If we talk about some sorting algorithms we'll see their running time is in the order of \(O(n log(n))\) time. In this article we'll talk why logarithm time is useful and how it's working?

Let's imagine the following task

```
for i in range(10):
print(i)
```

This function will print the number `i`

10 times. Now run this for 100 times so it'll run for 100 times. So you can see that the running time growing linearly with respect to the input size.

So we can write the following table

- 1 unit of time to complete if you have 1 elements.
- 2 unit of time to complete if you have 2 elements.
- 3 unit of time to complete if you have 3 elements.
- 4 unit of time to complete if you have 4 elements.
- 5 unit of time to complete if you have 5 elements.

.....................

- \(n\) unit of time to complete if you have \(n\) elements.

Now let's imagine the following task

```
for i in range(10):
for y in range(10):
print(i)
```

This program has order of \(n^2\) running time because the time of running the function will grow with the square of the input size.

So we can write the following table

- 1 unit of time to complete if you have 1 elements.
- 4 unit of time to complete if you have 2 elements.
- 9 unit of time to complete if you have 3 elements.
- 16 unit of time to complete if you have 4 elements.
- 25 unit of time to complete if you have 5 elements.

.....................

- \(n^2\) unit of time to complete if you have \(n\) elements.

### Now let's talk about log n time

Now similar to these two imagine a function that does the following

- 1 unit of time to complete if you have 2 elements.
- 2 unit of time to complete if you have 4 elements.
- 3 unit of time to complete if you have 8 elements.
- 4 unit of time to complete if you have 16 elements.
- 5 unit of time to complete if you have 32 elements.

.....................

- \(n\) unit of time to complete if you have \(2^n\) elements.

So if you analyze this pattern you'll see that the next iteration of the loop takes half the time the current one is going to take.

When it comes to Asymptotic analysis, we just call \(\log(n)\) which can be basically any base.
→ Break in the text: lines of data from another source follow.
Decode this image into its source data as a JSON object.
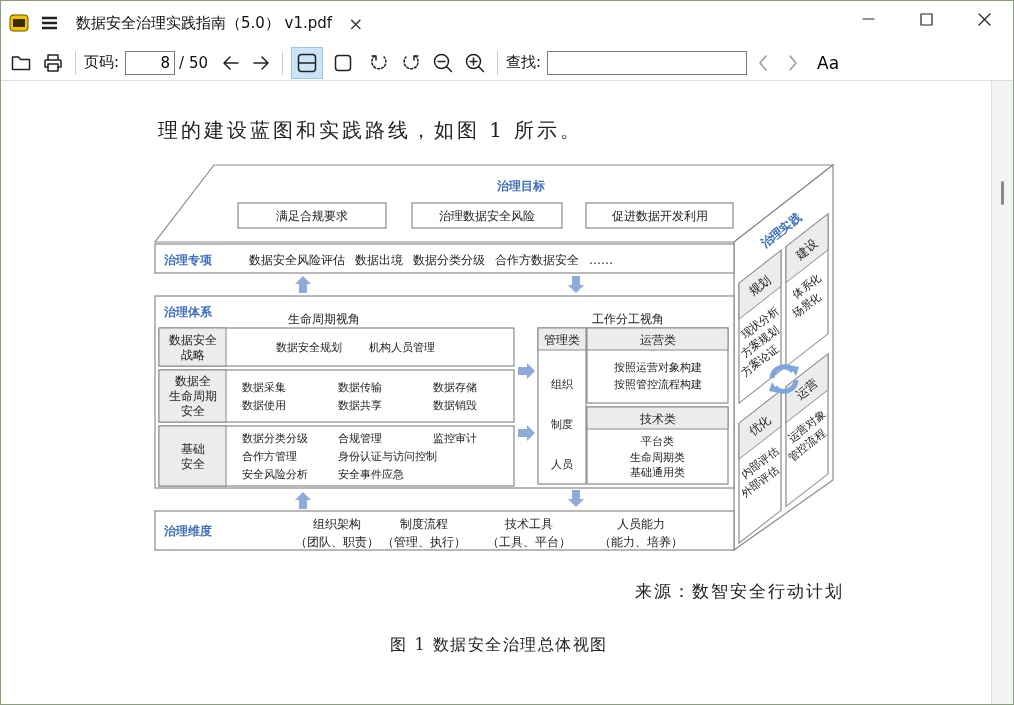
{
  "window": {
    "title": "数据安全治理实践指南（5.0） v1.pdf",
    "close_tab": "×"
  },
  "toolbar": {
    "page_label": "页码:",
    "page_value": "8",
    "page_total": "/ 50",
    "view_modes": [
      {
        "kind": "fit-width",
        "selected": true
      },
      {
        "kind": "single-page",
        "selected": false
      }
    ],
    "find_label": "查找:",
    "font_button": "Aa"
  },
  "document": {
    "intro": "理的建设蓝图和实践路线，如图 1 所示。",
    "figure": {
      "goals": {
        "title": "治理目标",
        "items": [
          "满足合规要求",
          "治理数据安全风险",
          "促进数据开发利用"
        ]
      },
      "topics": {
        "title": "治理专项",
        "items": [
          "数据安全风险评估",
          "数据出境",
          "数据分类分级",
          "合作方数据安全",
          "……"
        ]
      },
      "system": {
        "title": "治理体系",
        "lifecycle_title": "生命周期视角",
        "division_title": "工作分工视角",
        "lifecycle_rows": [
          {
            "heading": [
              "数据安全",
              "战略"
            ],
            "items": [
              [
                "数据安全规划",
                "机构人员管理"
              ]
            ]
          },
          {
            "heading": [
              "数据全",
              "生命周期",
              "安全"
            ],
            "items": [
              [
                "数据采集",
                "数据传输",
                "数据存储"
              ],
              [
                "数据使用",
                "数据共享",
                "数据销毁"
              ]
            ]
          },
          {
            "heading": [
              "基础",
              "安全"
            ],
            "items": [
              [
                "数据分类分级",
                "合规管理",
                "监控审计"
              ],
              [
                "合作方管理",
                "身份认证与访问控制"
              ],
              [
                "安全风险分析",
                "安全事件应急"
              ]
            ]
          }
        ],
        "management": {
          "title": "管理类",
          "items": [
            "组织",
            "制度",
            "人员"
          ]
        },
        "operations": {
          "title": "运营类",
          "items": [
            "按照运营对象构建",
            "按照管控流程构建"
          ]
        },
        "technology": {
          "title": "技术类",
          "items": [
            "平台类",
            "生命周期类",
            "基础通用类"
          ]
        }
      },
      "dimensions": {
        "title": "治理维度",
        "items": [
          {
            "name": "组织架构",
            "detail": "（团队、职责）"
          },
          {
            "name": "制度流程",
            "detail": "（管理、执行）"
          },
          {
            "name": "技术工具",
            "detail": "（工具、平台）"
          },
          {
            "name": "人员能力",
            "detail": "（能力、培养）"
          }
        ]
      },
      "practice": {
        "title": "治理实践",
        "stages": [
          {
            "title": "规划",
            "items": [
              "现状分析",
              "方案规划",
              "方案论证"
            ]
          },
          {
            "title": "建设",
            "items": [
              "体系化",
              "场景化"
            ]
          },
          {
            "title": "优化",
            "items": [
              "内部评估",
              "外部评估"
            ]
          },
          {
            "title": "运营",
            "items": [
              "运营对象",
              "管控流程"
            ]
          }
        ]
      }
    },
    "source": "来源：数智安全行动计划",
    "caption": "图 1 数据安全治理总体视图"
  }
}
But since we computer scientists use binary trees, we end up with \(\log_2(n)\) most of the times which we just term \(\log(n)\).

We talked about n log n time in the beginning of the article with is a linearithmic time problem. So you can construct your n log n problems like this

```
a loop that runs n times{
-> a program that runs in log n time complexity
}
```

A loop is running n times and a log n algorithm is running in that loop so the overall algorithm is = \(O(n \log n)\).